As an organization grows, the amount of newly generated data also keeps growing. According to Forbes, 15 Exabytes of data was generated worldwide in 2005 and almost 1200 Exabytes in 2010. As of today, this figure has reached 2.5 quintillion bytes. At this pace, the global data volume is expected to grow up to 44 zettabytes by the year 2020. Traditional data management systems cannot cope with the rising volume of data. Several leading enterprises that generate large chunks of data cannot rely on traditional document management systems (DMS). Over recent years, artificial intelligence (AI) has transformed conventional document management systems. The advent of AI has streamlined the way they store and archive important documents and extract useful information.
This blog post highlights five ways in which AI is transforming DMS.

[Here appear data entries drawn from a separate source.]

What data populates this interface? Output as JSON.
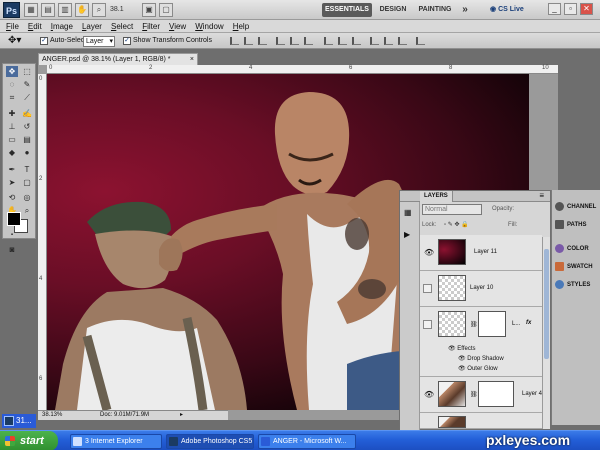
{
  "app": {
    "logo": "Ps",
    "zoom": "38.1",
    "workspaces": [
      "ESSENTIALS",
      "DESIGN",
      "PAINTING"
    ],
    "more": "»",
    "cs_live": "CS Live"
  },
  "menu": [
    "File",
    "Edit",
    "Image",
    "Layer",
    "Select",
    "Filter",
    "View",
    "Window",
    "Help"
  ],
  "options": {
    "auto_select_label": "Auto-Select:",
    "auto_select_value": "Layer",
    "transform_label": "Show Transform Controls"
  },
  "document": {
    "tab_title": "ANGER.psd @ 38.1% (Layer 1, RGB/8) *",
    "ruler_h": [
      "0",
      "2",
      "4",
      "6",
      "8",
      "10"
    ],
    "ruler_v": [
      "0",
      "2",
      "4",
      "6"
    ],
    "zoom_status": "38.13%",
    "doc_status": "Doc: 9.01M/71.9M"
  },
  "layers": {
    "tab": "LAYERS",
    "blend_mode": "Normal",
    "opacity_label": "Opacity:",
    "lock_label": "Lock:",
    "fill_label": "Fill:",
    "rows": [
      {
        "name": "Layer 11"
      },
      {
        "name": "Layer 10"
      },
      {
        "name": "L..."
      }
    ],
    "fx_label": "fx",
    "effects_label": "Effects",
    "effects": [
      "Drop Shadow",
      "Outer Glow"
    ],
    "layer4": "Layer 4"
  },
  "dock": [
    "CHANNEL",
    "PATHS",
    "COLOR",
    "SWATCH",
    "STYLES"
  ],
  "taskbar": {
    "start": "start",
    "tasks": [
      "3 Internet Explorer",
      "Adobe Photoshop CS5",
      "ANGER - Microsoft W..."
    ],
    "left_label": "31..."
  },
  "watermark": "pxleyes.com"
}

The Power of AI in Document Management
If you search a document on a computer, you either need to know its exact location or perform a keyword search. AI enables human-like interactions with machines to accelerate the task of locating documents in a more engaging way. It not only reduces time and effort but also increases productivity. With AI, document management becomes smarter, simpler, and easier. Moreover, it delivers real-time contextual information that significantly improves workflow efficiency. Artificial intelligence services can significantly improve document management systems, making them smarter and less time-consuming.
Five AI Applications That Are Transforming the DMS Industry
Data Analytics: One of the most interesting prospects of AI in DMS is the support for analytics and the value it provides for decision making. An AI-based DMS uses machine learning, predictive analysis, and data visualization to derive insights from data contained in documents. For example, several cognitive platforms like OpenText Magellan and IBM Watson provide data analytics to transform document management.
Data Extraction: An AI-powered DMS takes data extraction to a new level by analyzing information to identify the context. The given data is analyzed and crawled to retrieve relevant information from a DMS in a specific pattern. All small-to-medium businesses produce massive chunks of data on a daily basis. Therefore, it becomes critical to extract relevant information to accomplish a particular task. Integrating DMS with machine learning algorithms enables users to easily extract essential information.